# ULP Accuracy Measurement Tool

Standalone tool for measuring the accuracy of Eigen's vectorized math functions
in units of ULP (Unit in the Last Place). Compares Eigen's SIMD implementations
against either MPFR (128-bit high-precision reference) or the standard C++ math
library.

## Building

From the Eigen build directory:

```bash
cd build
cmake ..
cmake --build . --target ulp_accuracy
```

If MPFR and GMP are installed, the build automatically enables MPFR support
(`EIGEN_HAS_MPFR`). Without them, only `--ref=std` is available.

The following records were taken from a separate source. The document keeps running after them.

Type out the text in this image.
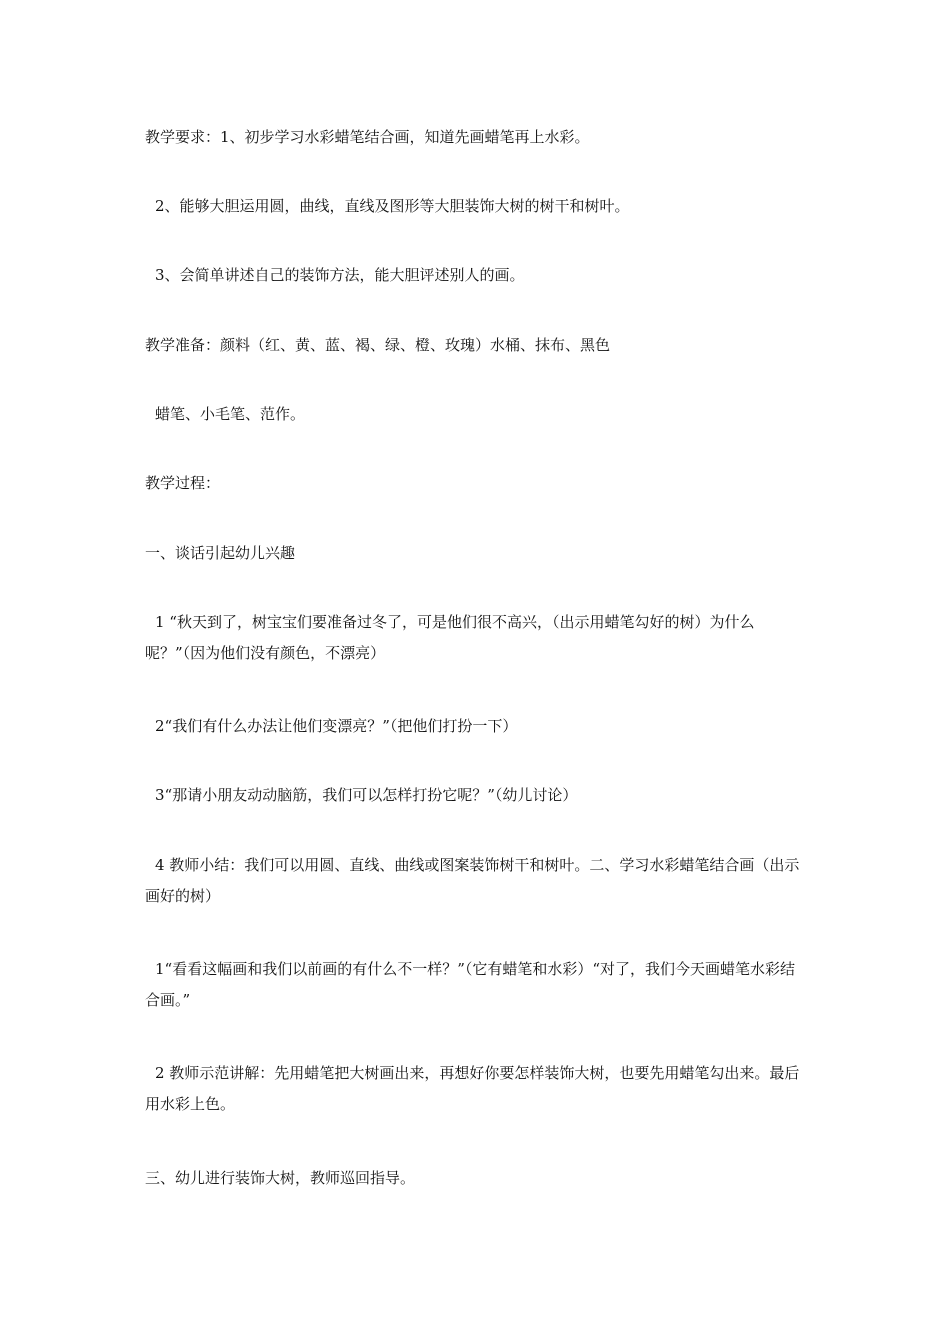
教学要求：1、初步学习水彩蜡笔结合画，知道先画蜡笔再上水彩。

2、能够大胆运用圆，曲线，直线及图形等大胆装饰大树的树干和树叶。

3、会简单讲述自己的装饰方法，能大胆评述别人的画。

教学准备：颜料（红、黄、蓝、褐、绿、橙、玫瑰）水桶、抹布、黑色

蜡笔、小毛笔、范作。

教学过程：

一、谈话引起幼儿兴趣

1 “秋天到了，树宝宝们要准备过冬了，可是他们很不高兴，（出示用蜡笔勾好的树）为什么呢？”（因为他们没有颜色，不漂亮）

2“我们有什么办法让他们变漂亮？”（把他们打扮一下）

3“那请小朋友动动脑筋，我们可以怎样打扮它呢？”（幼儿讨论）

4 教师小结：我们可以用圆、直线、曲线或图案装饰树干和树叶。二、学习水彩蜡笔结合画（出示画好的树）

1“看看这幅画和我们以前画的有什么不一样？”（它有蜡笔和水彩）“对了，我们今天画蜡笔水彩结合画。”

2 教师示范讲解：先用蜡笔把大树画出来，再想好你要怎样装饰大树，也要先用蜡笔勾出来。最后用水彩上色。

三、幼儿进行装饰大树，教师巡回指导。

### Installing MPFR (Debian/Ubuntu)

```bash
sudo apt install libmpfr-dev libgmp-dev
```

## Usage

```
./test/ulp_accuracy [options]

Options:
  --func=NAME    Function to test (required unless --list)
  --lo=VAL       Start of range (default: -inf)
  --hi=VAL       End of range (default: +inf)
  --double       Test double precision (default: float)
  --step=EPS     Sampling step: advance by (1+EPS)*nextafter(x)
                 (default: 0 = exhaustive; useful for double, e.g. 1e-6)
  --threads=N    Number of threads (default: all cores)
  --batch=N      Batch size for Eigen eval (default: 4096)
  --ref=MODE     Reference: 'std' (default) or 'mpfr'
  --hist_width=N Histogram half-width in ULPs (default: 10)
  --list         List available functions
```

## Examples

List all supported functions:
```bash
./test/ulp_accuracy --list
```

Exhaustive float test of sin against std (tests all ~4.28 billion finite floats):
```bash
./test/ulp_accuracy --func=sin
```

Float test against MPFR (more accurate reference, but slower):
```bash
./test/ulp_accuracy --func=sin --ref=mpfr
```

Double precision test with geometric sampling (exhaustive is impractical for double):
```bash
./test/ulp_accuracy --func=exp --double --step=1e-6
```

Test a specific range:
```bash
./test/ulp_accuracy --func=sin --lo=0 --hi=6.2832
```

## Output

The tool prints:

- **Test configuration**: function, range, reference mode, thread count
- **Max |ULP error|**: worst-case absolute ULP error with the offending input value
- **Mean |ULP error|**: average absolute ULP error across all tested values
- **Signed ULP histogram**: distribution of signed errors showing bias direction

Example output:
```
Function: sin (float)
Range: [-inf, inf]
Representable values in range: 4278190082
Reference: MPFR (128-bit)
Threads: 32
Batch size: 4096

Results:
  Values tested: 4278190081
  Time: 529.04 seconds (8.1 Mvalues/s)
  Max |ULP error|: 2
    at x = -1.5413464e+38 (Eigen=-0.482218683, ref=-0.482218742)
  Mean |ULP error|: 0.0874

Signed ULP error histogram [-10, +10]:
  -2   :        51988 (  0.001%)
  -1   :    186805349 (  4.366%)
  0    :   3904475407 ( 91.265%)
  1    :    186805349 (  4.366%)
  2    :        51988 (  0.001%)
```

## How it works

1. **Range splitting**: The input range is divided evenly across threads by
   splitting the linear ULP space.

2. **Batched evaluation**: Each thread fills batches of input values, evaluates
   them through Eigen's vectorized path (using `Eigen::Array` operations), and
   computes reference values one at a time.

3. **ULP computation**: IEEE 754 bit patterns are mapped to a linear integer
   scale where adjacent representable values are adjacent integers. The signed
   ULP error is the difference between Eigen's result and the reference on this
   scale. Special cases (NaN, infinity mismatches) report infinite error.

4. **Result reduction**: Per-thread statistics (max error, mean error, histogram)
   are merged after all threads complete.

## Supported functions

| Category | Functions |
|----------|-----------|
| Trigonometric | sin, cos, tan, asin, acos, atan |
| Hyperbolic | sinh, cosh, tanh, asinh, acosh, atanh |
| Exponential/Log | exp, exp2, expm1, log, log1p, log10, log2 |
| Error/Gamma | erf, erfc, lgamma |
| Other | logistic, sqrt, cbrt, rsqrt |

## File organization

- `ulp_accuracy.cpp` — Main tool: ULP computation, worker threads, CLI, result printing
- `mpfr_reference.h` — MPFR reference function wrappers and scalar conversion helpers

## Performance tips

- Float exhaustive sweeps test ~4.28 billion values. With `--ref=std` this takes
  ~50 seconds per function; with `--ref=mpfr` it takes ~500 seconds (10x slower).
- For double precision, exhaustive testing is impractical. Use `--step=1e-6` to
  sample ~2.88 billion values geometrically.
- Thread count defaults to all available cores. MPFR is the bottleneck (single
  MPFR call per value per thread), so more cores help significantly.